Despite a pending class action lawsuit, Microsoft, GitHub and OpenAI are pushing forward with their Copilot project and making it generally available for $19 a month per user.
According to a recent GitHub press release, “we’re excited to bring GitHub Copilot to organizations with simple and flexible license management, organization-wide policy controls, and industry-leading privacy—all for $19 USD/month per user.”
For $19 a month users will benefit from simple license management which will allow admins to enable GitHub Copilot for their teams while selecting which specific developers receive license access. Businesses on the $19 a month plan can also make use of organization-wide management policies that allow them to set policy controls for user settings for public code match.
The last benefit touted by GitHub for is Copilot program is perhaps the most controversial one and is partly why there is a pending class action lawsuit from developer and lawyer Mathew Butterick and Joseph Saveri Law Firm.
GitHub list the benefit of secure coding with the following:
- Your code is safe with us. With Copilot for Business, we won’t retain code snippets, store or share your code regardless if the data is from public repositories, private repositories, non-GitHub repositories, or local files.

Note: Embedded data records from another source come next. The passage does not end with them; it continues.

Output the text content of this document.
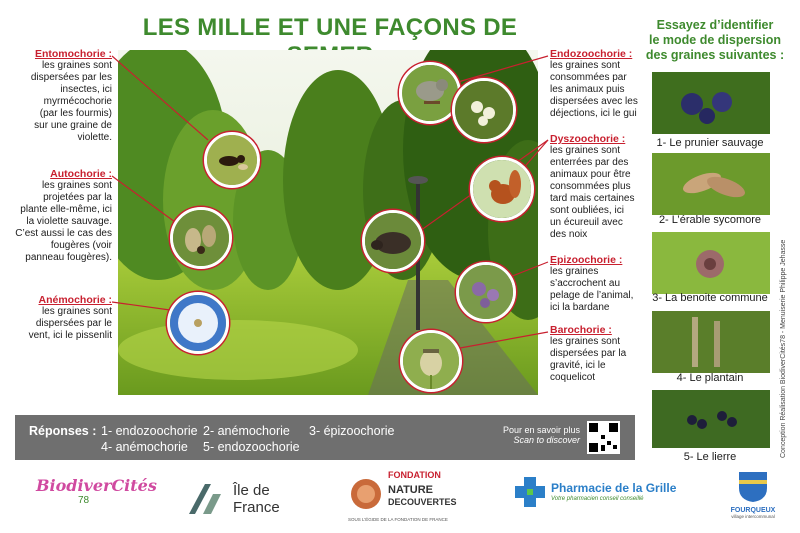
LES MILLE ET UNE FAÇONS DE
Entomochorie :
les graines sont
dispersées par les
insectes, ici
myrmécochorie
(par les fourmis)
sur une graine de
violette.
Autochorie :
les graines sont
projetées par la
plante elle-même, ici
la violette sauvage.
C’est aussi le cas des
fougères (voir
panneau fougères).
Anémochorie :
les graines sont
dispersées par le
vent, ici le pissenlit
Endozoochorie :
les graines sont
consommées par
les animaux puis
dispersées avec les
déjections, ici le gui
Dyszoochorie :
les graines sont
enterrées par des
animaux pour être
consommées plus
tard mais certaines
sont oubliées, ici
un écureuil avec
des noix
Epizoochorie :
les graines
s’accrochent au
pelage de l’animal,
ici la bardane
Barochorie :
les graines sont
dispersées par la
gravité, ici le
coquelicot
Essayez d’identifier
le mode de dispersion
des graines suivantes :
1- Le prunier sauvage
2- L’érable sycomore
3- La benoite commune
4- Le plantain
5- Le lierre	Conception Réalisation BiodiverCités78 - Menuiserie Philippe Jehasse
Réponses : 1- endozoochorie 2- anémochorie 3- épizoochorie
4- anémochorie 5- endozoochorie
Pour en savoir plus
Scan to discover
BiodiverCités
78
Île de
France
FONDATION
NATURE
DECOUVERTES
SOUS L’ÉGIDE DE LA FONDATION DE FRANCE
Pharmacie de la Grille
Votre pharmacien conseil conseillé
FOURQUEUX
village intercommunal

However, the premise of the Copilot project is that its crowdsourcing developer code helps build up a reserve of code to help template and automate code queries, or as Butterick affirms,
By training their AI systems on public GitHub repositories (though based on their public statements, possibly much more) we contend that the defendants have violated the legal rights of a vast number of creators who posted code or other work under certain open-source licenses on GitHub. Which licenses? A set of 11 popular open-source licenses that all require attribution of the author’s name and copyright, including the MIT license, the GPL, and the Apache license. (These are enumerated in the appendix to the complaint.)
The GitHub press release does not address this seemingly outstanding contradiction, leaving many to assume there is some further fine print to be read when signing up for the $19 a month plan.